Burkina authorities must lift suspension of RFI

The Media Foundation for West Africa (MFWA) is disturbed by the suspension of French broadcaster Radio France Internationale (RFI) and entreats the authorities of Burkina Faso to reconsider the decision.

In a statement by government spokesperson Jean Emmanuel Ouedraogo on December 3, 2022, the ruling junta announced the suspension of RFI’s programmes in the country with immediate effect until further notice. The government accuses the broadcaster of false reporting and abetting militant Islamists.

“In a story broadcast on Saturday, December 3, 2022, Radio France Internationale (RFI) relayed to the population a message of intimidation attributed to a terrorist leader. This media is thus contributing to a desperate manoeuvre of terrorist groups to dissuade the thousands of Burkinabè mobilised for the defence of their homeland,” the statement reads.

The government also accused RFI of relaying on December 2, 2022, “misleading information” suggesting that the leader of the junta in Burkina Faso, Captain Ibrahim Traoré, had hinted that there had been an attempted coup against him.

At a meeting between the Minister of Communication and professional media organisations on December 6, 2022, the Minister, Jean Emmanuel Ouédraogo, formerly Director of Radio and Television of Burkina (RTB), stressed that the government will not tolerate journalists giving a voice to terrorists.

The suspension of RFI came exactly one month after a first warning was issued by the authorities.
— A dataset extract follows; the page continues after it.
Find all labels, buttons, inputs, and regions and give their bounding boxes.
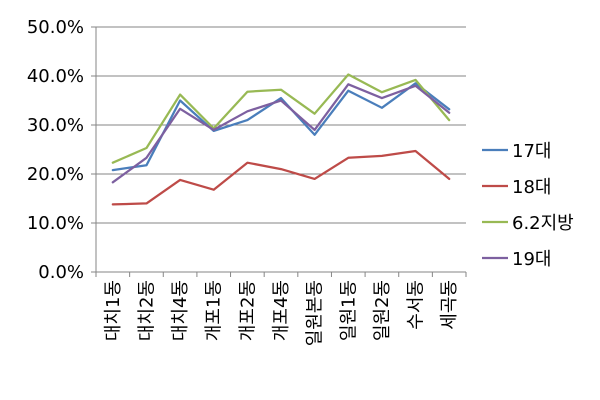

On November 3, 2022, the government expressed indignation at the “tendentious attitude” of RFI’s journalists and “their propensity to discredit the fight in which the people of Burkina Faso are engaged for more freedom and dignity”.

The management of RFI says it “protests against the totally unfounded accusations calling into question the professionalism of its stations,” the media said in a statement on December 3, 2022.

The media says the government’s decision to suspend its broadcasting activities in the country was taken without prior notice and without following the procedures laid down in the RFI broadcasting agreement with Burkina Faso’s Higher Council for Communication (Conseil Supérieur de la Communication, CSC). The CSC’s mission is to guarantee the freedom and independence of audiovisual, print and electronic media in compliance with the laws governing the communication sector.

In an email exchange with the MFWA, Raphaël Moran, a leader of the National Union of Journalists (SNJ) at France Médias Monde, RFI’s mother company, condemned the suspension and rejected the Burkinabè government’s accusations.

“Depriving listeners of a free and rigorous news channel like RFI is very bad news for press freedom. Furthermore, the Burkina authorities have questioned the work of our colleagues, which we categorically deny,” Moran told the MFWA.

The sanction against RFI brings into focus the recent regulatory crisis in the media sector. The media regulator, Conseil Supérieur de la Communication (CSC), to which the government was supposed to have turned for redress of its grievances, has been bogged down with leadership crisis owing to alleged government interference. The CSC former president, Mathias Tankoano announced his resignation on September 26, 2021. The subsequent election of his deputy, Abdoulazize Bamogo, in May 2022 was not validated by the government until December 6, 2022.

Burkina Faso is the second West African country under military regime and fighting against terror attacks to suspend RFI’s broadcasting this year.

On March 16, 2022, the Malian government suspended RFI and France24 for making “false allegations without any basis”. The two news organizations published the results of investigations on March 14 and 15, 2022, alleging that the Malian armed forces (FAMa) were involved in abuses against civilians.

The MFWA finds the suspension of RFI by the Burkinabè government disturbing. This decision deprives a significant number of citizens of vital access to information as RFI is listened to weekly by more than 40% of the population and more than 70% of opinion leaders.

The suspension of RFI in Burkina Faso is a further blow to press freedom in Burkina Faso, as it sets a dangerous precedent for the arbitrary suspension of media in the subregion. Furthermore, this action has the potential to intimidate other media organisations and journalists in Burkina Faso to practise self-censorship. We urge the military authorities to restore RFI’s broadcasting in Burkina Faso while exploring other avenues to solve any grievances.